From Great Bear Petro (image recovered 5/2/2013)
What is interesting in that GreatBear graphic is the progression of the permeability of the reservoirs. The permeability is going down by an order of magnitude for each new technology introduced. I don’t understand all the intricacies of geology but I do understand the mathematics and physics of diffusion. See here.

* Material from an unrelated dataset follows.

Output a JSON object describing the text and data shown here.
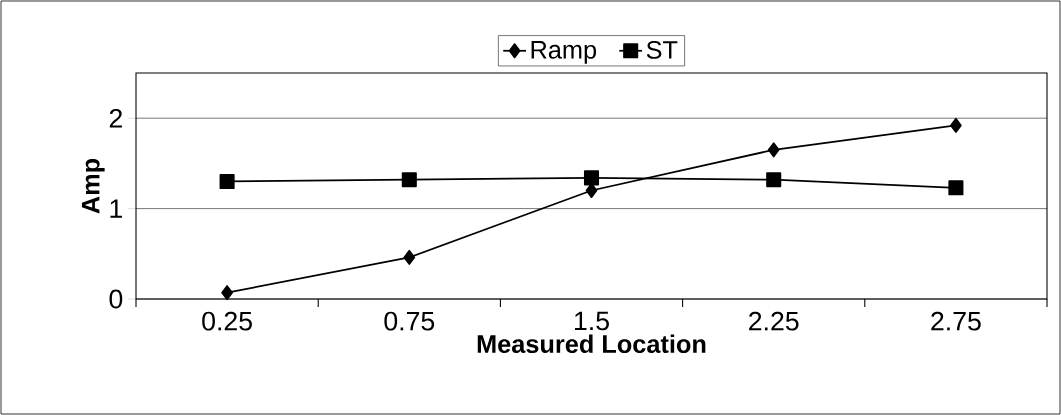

What decreasing permeability means is that the production rates of oil are now becoming completely diffusion-limited. In other words, the flow of oil is essentially a random walk from the source to the destination. All these new technologies are doing is exploiting the capabilities of diffusion-limited capture. This is the bottom-of-the-barrel stuff, kind of like driving your car off of fumes, or keeping your maple syrup bottle upside down, to make a more intuitive analogy out of it. The Bakken rates are likely all diffusion limited and I will be willing to bet this based on some of the data from Mason.
From Mason’s data, the flow of oil out of a hydraulically fractured well appears to be controlled by diffusional dynamics. This is what an average Bakken well decline looks like if one uses Mason’s charts.
The cumulative is the important part of the curve I believe because he plotted the instantaneous production incorrectly (which I tried to correct with the black dots).
But then if we look at Brackett’s analysis of Bakken (see below), I can better fit the average well to a hyperbolic decline model. A hyperbolic decline is an ensemble average of exponential declines of different rates, assuming maximum entropy in the distribution in rates (this works to describe lots of physical phenomena).
That conflicts with the diffusional model that better describes Mason’s data.
Now, I believe it’s possible that Brackett simply took the 1/e decline point on each well and then tried to extrapolate that to an average production. That’s the easy way out and is definitely wrong as this will always approximate a hyerbolic decline; of course I can check this if I can get access to the 3,694 samples that Brackett says goes into his analysis.
Mason and Brackett can’t both be right, as there are sufficient differences between diffusional flow decline and hyperbolic decline to impact projections. The former is steeper at first but has a fatter tail, whereas the latter will definitely decline more in the long term. Brackett says the average well will generate 250,000 barrels of oil while Mason shows twice that and still increasing.
There will be more data forthcoming in the next few years. We will see how it pans out.